November 12, 2024 - 11:50am

While Donald Trump’s most eye-catching appointment may be Marco Rubio, who is strongly tipped to become the next secretary of state, some of his other hires are just as revealing about the direction his presidency will take. Reports that Stephen Miller will serve as deputy chief of staff for policy in the next administration, and the announcement that Tom Homan will be the new “border czar”, reveal two things about a second Trump White House. Firstly, that the incoming president is recruiting from a deeper populist bench this time around; and secondly, that he is placing immigration policy at the centre of his political vision.

Miller is a pioneering figure in contemporary Republican populism. In his years as a staffer for former Alabama senator Jeff Sessions, he developed a reputation as the consummate border hawk. Miller hopped aboard the Trump train early in the latter’s 2016 presidential run, then became one of his closest advisors and helped push the administration towards taking a maximalist approach to immigration enforcement.

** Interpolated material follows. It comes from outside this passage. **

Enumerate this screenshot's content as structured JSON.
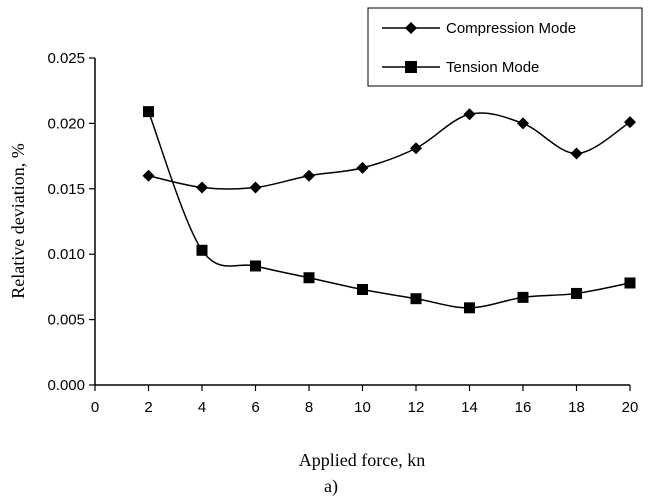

Now, Miller will be returning to the White House with an expanded policy portfolio. As deputy chief of staff for policy, he will have considerable influence in crafting the Trump agenda. Miller’s years of experience in immigration policy have given him an impressive command of the labyrinth of US immigration law and regulations, and the fact that he has been appointed to this position shows the centrality of border control for the Trump administration’s opening act.

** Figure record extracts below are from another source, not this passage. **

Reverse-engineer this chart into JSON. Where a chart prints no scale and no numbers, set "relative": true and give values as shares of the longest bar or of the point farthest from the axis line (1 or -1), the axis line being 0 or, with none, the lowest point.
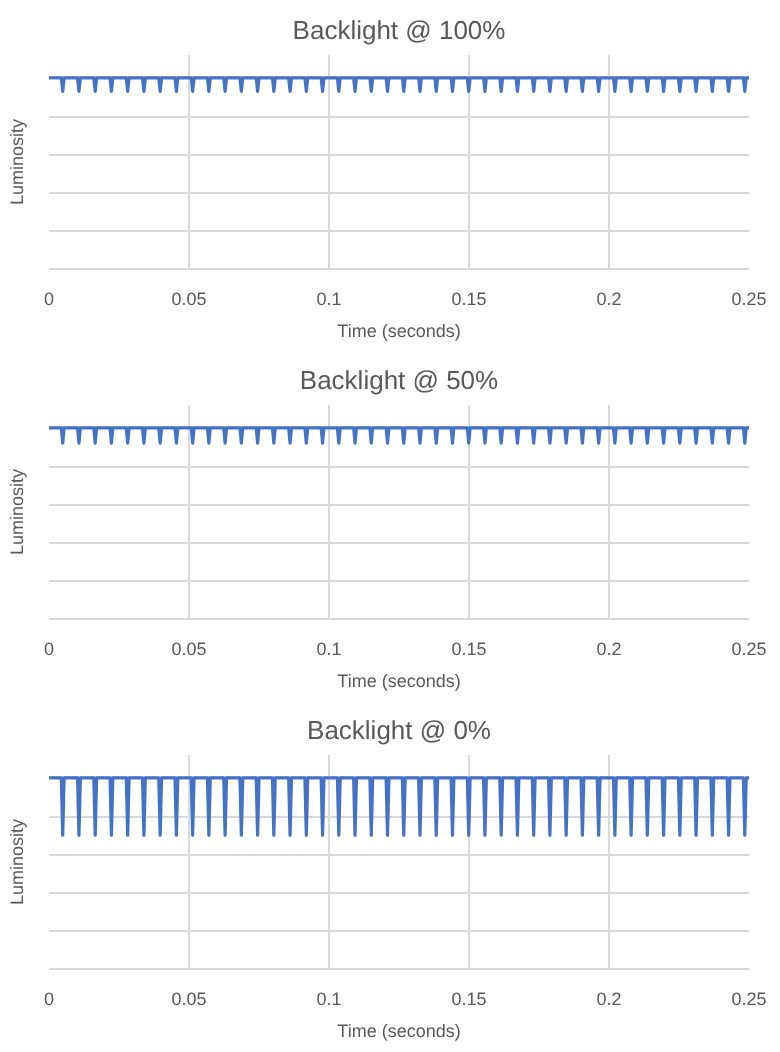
{
  "chart_data": [
    {
      "type": "line",
      "title": "Backlight @ 100%",
      "xlabel": "Time (seconds)",
      "ylabel": "Luminosity",
      "relative": true,
      "xlim": [
        0,
        0.25
      ],
      "xticks": [
        0,
        0.05,
        0.1,
        0.15,
        0.2,
        0.25
      ],
      "grid": true,
      "tick_labels": "x",
      "x": [
        0,
        0.0044,
        0.0049,
        0.0054,
        0.0102,
        0.0107,
        0.0112,
        0.016,
        0.0165,
        0.017,
        0.0218,
        0.0223,
        0.0228,
        0.0276,
        0.0281,
        0.0286,
        0.0334,
        0.0339,
        0.0344,
        0.0392,
        0.0397,
        0.0402,
        0.045,
        0.0455,
        0.046,
        0.0508,
        0.0513,
        0.0518,
        0.0566,
        0.0571,
        0.0576,
        0.0624,
        0.0629,
        0.0634,
        0.0682,
        0.0687,
        0.0692,
        0.074,
        0.0745,
        0.075,
        0.0798,
        0.0803,
        0.0808,
        0.0856,
        0.0861,
        0.0866,
        0.0914,
        0.0919,
        0.0924,
        0.0972,
        0.0977,
        0.0982,
        0.103,
        0.1035,
        0.104,
        0.1088,
        0.1093,
        0.1098,
        0.1146,
        0.1151,
        0.1156,
        0.1204,
        0.1209,
        0.1214,
        0.1262,
        0.1267,
        0.1272,
        0.132,
        0.1325,
        0.133,
        0.1378,
        0.1383,
        0.1388,
        0.1436,
        0.1441,
        0.1446,
        0.1494,
        0.1499,
        0.1504,
        0.1552,
        0.1557,
        0.1562,
        0.161,
        0.1615,
        0.162,
        0.1668,
        0.1673,
        0.1678,
        0.1726,
        0.1731,
        0.1736,
        0.1784,
        0.1789,
        0.1794,
        0.1842,
        0.1847,
        0.1852,
        0.19,
        0.1905,
        0.191,
        0.1958,
        0.1963,
        0.1968,
        0.2016,
        0.2021,
        0.2026,
        0.2074,
        0.2079,
        0.2084,
        0.2132,
        0.2137,
        0.2142,
        0.219,
        0.2195,
        0.22,
        0.2248,
        0.2253,
        0.2258,
        0.2306,
        0.2311,
        0.2316,
        0.2364,
        0.2369,
        0.2374,
        0.2422,
        0.2427,
        0.2432,
        0.248,
        0.2485,
        0.249,
        0.25
      ],
      "series": [
        {
          "color": "#4472c4",
          "values": [
            1,
            1,
            0.93,
            1,
            1,
            0.93,
            1,
            1,
            0.93,
            1,
            1,
            0.93,
            1,
            1,
            0.93,
            1,
            1,
            0.93,
            1,
            1,
            0.93,
            1,
            1,
            0.93,
            1,
            1,
            0.93,
            1,
            1,
            0.93,
            1,
            1,
            0.93,
            1,
            1,
            0.93,
            1,
            1,
            0.93,
            1,
            1,
            0.93,
            1,
            1,
            0.93,
            1,
            1,
            0.93,
            1,
            1,
            0.93,
            1,
            1,
            0.93,
            1,
            1,
            0.93,
            1,
            1,
            0.93,
            1,
            1,
            0.93,
            1,
            1,
            0.93,
            1,
            1,
            0.93,
            1,
            1,
            0.93,
            1,
            1,
            0.93,
            1,
            1,
            0.93,
            1,
            1,
            0.93,
            1,
            1,
            0.93,
            1,
            1,
            0.93,
            1,
            1,
            0.93,
            1,
            1,
            0.93,
            1,
            1,
            0.93,
            1,
            1,
            0.93,
            1,
            1,
            0.93,
            1,
            1,
            0.93,
            1,
            1,
            0.93,
            1,
            1,
            0.93,
            1,
            1,
            0.93,
            1,
            1,
            0.93,
            1,
            1,
            0.93,
            1,
            1,
            0.93,
            1,
            1,
            0.93,
            1,
            1,
            0.93,
            1,
            1
          ]
        }
      ]
    },
    {
      "type": "line",
      "title": "Backlight @ 50%",
      "xlabel": "Time (seconds)",
      "ylabel": "Luminosity",
      "relative": true,
      "xlim": [
        0,
        0.25
      ],
      "xticks": [
        0,
        0.05,
        0.1,
        0.15,
        0.2,
        0.25
      ],
      "grid": true,
      "tick_labels": "x",
      "x": [
        0,
        0.0044,
        0.0049,
        0.0054,
        0.0102,
        0.0107,
        0.0112,
        0.016,
        0.0165,
        0.017,
        0.0218,
        0.0223,
        0.0228,
        0.0276,
        0.0281,
        0.0286,
        0.0334,
        0.0339,
        0.0344,
        0.0392,
        0.0397,
        0.0402,
        0.045,
        0.0455,
        0.046,
        0.0508,
        0.0513,
        0.0518,
        0.0566,
        0.0571,
        0.0576,
        0.0624,
        0.0629,
        0.0634,
        0.0682,
        0.0687,
        0.0692,
        0.074,
        0.0745,
        0.075,
        0.0798,
        0.0803,
        0.0808,
        0.0856,
        0.0861,
        0.0866,
        0.0914,
        0.0919,
        0.0924,
        0.0972,
        0.0977,
        0.0982,
        0.103,
        0.1035,
        0.104,
        0.1088,
        0.1093,
        0.1098,
        0.1146,
        0.1151,
        0.1156,
        0.1204,
        0.1209,
        0.1214,
        0.1262,
        0.1267,
        0.1272,
        0.132,
        0.1325,
        0.133,
        0.1378,
        0.1383,
        0.1388,
        0.1436,
        0.1441,
        0.1446,
        0.1494,
        0.1499,
        0.1504,
        0.1552,
        0.1557,
        0.1562,
        0.161,
        0.1615,
        0.162,
        0.1668,
        0.1673,
        0.1678,
        0.1726,
        0.1731,
        0.1736,
        0.1784,
        0.1789,
        0.1794,
        0.1842,
        0.1847,
        0.1852,
        0.19,
        0.1905,
        0.191,
        0.1958,
        0.1963,
        0.1968,
        0.2016,
        0.2021,
        0.2026,
        0.2074,
        0.2079,
        0.2084,
        0.2132,
        0.2137,
        0.2142,
        0.219,
        0.2195,
        0.22,
        0.2248,
        0.2253,
        0.2258,
        0.2306,
        0.2311,
        0.2316,
        0.2364,
        0.2369,
        0.2374,
        0.2422,
        0.2427,
        0.2432,
        0.248,
        0.2485,
        0.249,
        0.25
      ],
      "series": [
        {
          "color": "#4472c4",
          "values": [
            1,
            1,
            0.92,
            1,
            1,
            0.92,
            1,
            1,
            0.92,
            1,
            1,
            0.92,
            1,
            1,
            0.92,
            1,
            1,
            0.92,
            1,
            1,
            0.92,
            1,
            1,
            0.92,
            1,
            1,
            0.92,
            1,
            1,
            0.92,
            1,
            1,
            0.92,
            1,
            1,
            0.92,
            1,
            1,
            0.92,
            1,
            1,
            0.92,
            1,
            1,
            0.92,
            1,
            1,
            0.92,
            1,
            1,
            0.92,
            1,
            1,
            0.92,
            1,
            1,
            0.92,
            1,
            1,
            0.92,
            1,
            1,
            0.92,
            1,
            1,
            0.92,
            1,
            1,
            0.92,
            1,
            1,
            0.92,
            1,
            1,
            0.92,
            1,
            1,
            0.92,
            1,
            1,
            0.92,
            1,
            1,
            0.92,
            1,
            1,
            0.92,
            1,
            1,
            0.92,
            1,
            1,
            0.92,
            1,
            1,
            0.92,
            1,
            1,
            0.92,
            1,
            1,
            0.92,
            1,
            1,
            0.92,
            1,
            1,
            0.92,
            1,
            1,
            0.92,
            1,
            1,
            0.92,
            1,
            1,
            0.92,
            1,
            1,
            0.92,
            1,
            1,
            0.92,
            1,
            1,
            0.92,
            1,
            1,
            0.92,
            1,
            1
          ]
        }
      ]
    },
    {
      "type": "line",
      "title": "Backlight @ 0%",
      "xlabel": "Time (seconds)",
      "ylabel": "Luminosity",
      "relative": true,
      "xlim": [
        0,
        0.25
      ],
      "xticks": [
        0,
        0.05,
        0.1,
        0.15,
        0.2,
        0.25
      ],
      "grid": true,
      "tick_labels": "x",
      "x": [
        0,
        0.0044,
        0.0049,
        0.0054,
        0.0102,
        0.0107,
        0.0112,
        0.016,
        0.0165,
        0.017,
        0.0218,
        0.0223,
        0.0228,
        0.0276,
        0.0281,
        0.0286,
        0.0334,
        0.0339,
        0.0344,
        0.0392,
        0.0397,
        0.0402,
        0.045,
        0.0455,
        0.046,
        0.0508,
        0.0513,
        0.0518,
        0.0566,
        0.0571,
        0.0576,
        0.0624,
        0.0629,
        0.0634,
        0.0682,
        0.0687,
        0.0692,
        0.074,
        0.0745,
        0.075,
        0.0798,
        0.0803,
        0.0808,
        0.0856,
        0.0861,
        0.0866,
        0.0914,
        0.0919,
        0.0924,
        0.0972,
        0.0977,
        0.0982,
        0.103,
        0.1035,
        0.104,
        0.1088,
        0.1093,
        0.1098,
        0.1146,
        0.1151,
        0.1156,
        0.1204,
        0.1209,
        0.1214,
        0.1262,
        0.1267,
        0.1272,
        0.132,
        0.1325,
        0.133,
        0.1378,
        0.1383,
        0.1388,
        0.1436,
        0.1441,
        0.1446,
        0.1494,
        0.1499,
        0.1504,
        0.1552,
        0.1557,
        0.1562,
        0.161,
        0.1615,
        0.162,
        0.1668,
        0.1673,
        0.1678,
        0.1726,
        0.1731,
        0.1736,
        0.1784,
        0.1789,
        0.1794,
        0.1842,
        0.1847,
        0.1852,
        0.19,
        0.1905,
        0.191,
        0.1958,
        0.1963,
        0.1968,
        0.2016,
        0.2021,
        0.2026,
        0.2074,
        0.2079,
        0.2084,
        0.2132,
        0.2137,
        0.2142,
        0.219,
        0.2195,
        0.22,
        0.2248,
        0.2253,
        0.2258,
        0.2306,
        0.2311,
        0.2316,
        0.2364,
        0.2369,
        0.2374,
        0.2422,
        0.2427,
        0.2432,
        0.248,
        0.2485,
        0.249,
        0.25
      ],
      "series": [
        {
          "color": "#4472c4",
          "values": [
            1,
            1,
            0.7,
            1,
            1,
            0.7,
            1,
            1,
            0.7,
            1,
            1,
            0.7,
            1,
            1,
            0.7,
            1,
            1,
            0.7,
            1,
            1,
            0.7,
            1,
            1,
            0.7,
            1,
            1,
            0.7,
            1,
            1,
            0.7,
            1,
            1,
            0.7,
            1,
            1,
            0.7,
            1,
            1,
            0.7,
            1,
            1,
            0.7,
            1,
            1,
            0.7,
            1,
            1,
            0.7,
            1,
            1,
            0.7,
            1,
            1,
            0.7,
            1,
            1,
            0.7,
            1,
            1,
            0.7,
            1,
            1,
            0.7,
            1,
            1,
            0.7,
            1,
            1,
            0.7,
            1,
            1,
            0.7,
            1,
            1,
            0.7,
            1,
            1,
            0.7,
            1,
            1,
            0.7,
            1,
            1,
            0.7,
            1,
            1,
            0.7,
            1,
            1,
            0.7,
            1,
            1,
            0.7,
            1,
            1,
            0.7,
            1,
            1,
            0.7,
            1,
            1,
            0.7,
            1,
            1,
            0.7,
            1,
            1,
            0.7,
            1,
            1,
            0.7,
            1,
            1,
            0.7,
            1,
            1,
            0.7,
            1,
            1,
            0.7,
            1,
            1,
            0.7,
            1,
            1,
            0.7,
            1,
            1,
            0.7,
            1,
            1
          ]
        }
      ]
    }
  ]
}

Meanwhile, with years of service as a police officer and a Border Patrol agent, Homan climbed the ladder at Immigration and Customs Enforcement (ICE). As acting head of ICE during Trump’s first term, Homan was a staunch defender of border controls, and has been a regular critic of Joe Biden’s lax immigration policies. During a speech at a National Conservatism conference in July, he praised Trump for taking strong executive actions on the border and ended with a promise: if the ex-president won in 2024, Homan would be there with him to “run the biggest deportation operation this country has ever seen”.

Echoing this pledge, Trump’s announcement of Homan’s appointment not only said that he would be “in charge” of the US border, but also tasked the former ICE chief with “all Deportation of Illegal Aliens back to their Country of Origin”.

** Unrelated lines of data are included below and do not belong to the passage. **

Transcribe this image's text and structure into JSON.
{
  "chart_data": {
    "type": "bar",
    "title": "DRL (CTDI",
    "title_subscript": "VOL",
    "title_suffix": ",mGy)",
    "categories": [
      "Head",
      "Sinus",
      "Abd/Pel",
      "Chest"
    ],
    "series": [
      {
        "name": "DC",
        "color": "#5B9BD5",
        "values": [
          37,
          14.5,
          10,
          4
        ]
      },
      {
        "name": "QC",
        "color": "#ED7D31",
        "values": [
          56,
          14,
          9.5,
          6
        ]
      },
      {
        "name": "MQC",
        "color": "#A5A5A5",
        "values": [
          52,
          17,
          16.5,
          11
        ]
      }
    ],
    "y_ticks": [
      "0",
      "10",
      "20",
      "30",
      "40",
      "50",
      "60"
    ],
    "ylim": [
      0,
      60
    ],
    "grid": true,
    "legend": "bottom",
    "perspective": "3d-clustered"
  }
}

Eight years ago, Trump’s transition team sometimes struggled to identify personnel who were in line with the president’s populist vision of politics, especially at the upper levels of the administration. This time around, he can draw on a bigger well of people tested by his first four years in office.

The Miller and Homan picks also indicate that Trump’s team may be readying itself for a fierce battle over immigration policy once he returns to office. Democrats are already mobilising legal, legislative, and executive efforts to resist a border crackdown. In a recent cable news appearance, Massachusetts Governor Maura Healey pledged to block the state police from cooperating with deportation efforts, and said that she would use “every tool in the toolbox” to oppose Trump’s actions. Speaking to Fox News after his appointment was announced, Homan pledged to continue regardless of opposition from Democrats: “We’re gonna do the job without you or with you.”

The coordinated detonation of border controls and the ensuing migration crisis during the Biden presidency reveal how much sway executive-branch decisions can hold over immigration policy. There are many steps the Trump White House can take at the presidential level to reverse Biden’s policies — from tearing up memos exempting wide swathes of unauthorised migrants from deportation to tightening the asylum process — and it will need to show results on this front. The breakdown at the border was a constant reminder of the fundamental failure of state capacity under Biden. Restoring order to the immigration system was a central promise of Trump’s 2024 campaign — and it will be an early test of his new administration.


Fred Bauer is a writer from New England.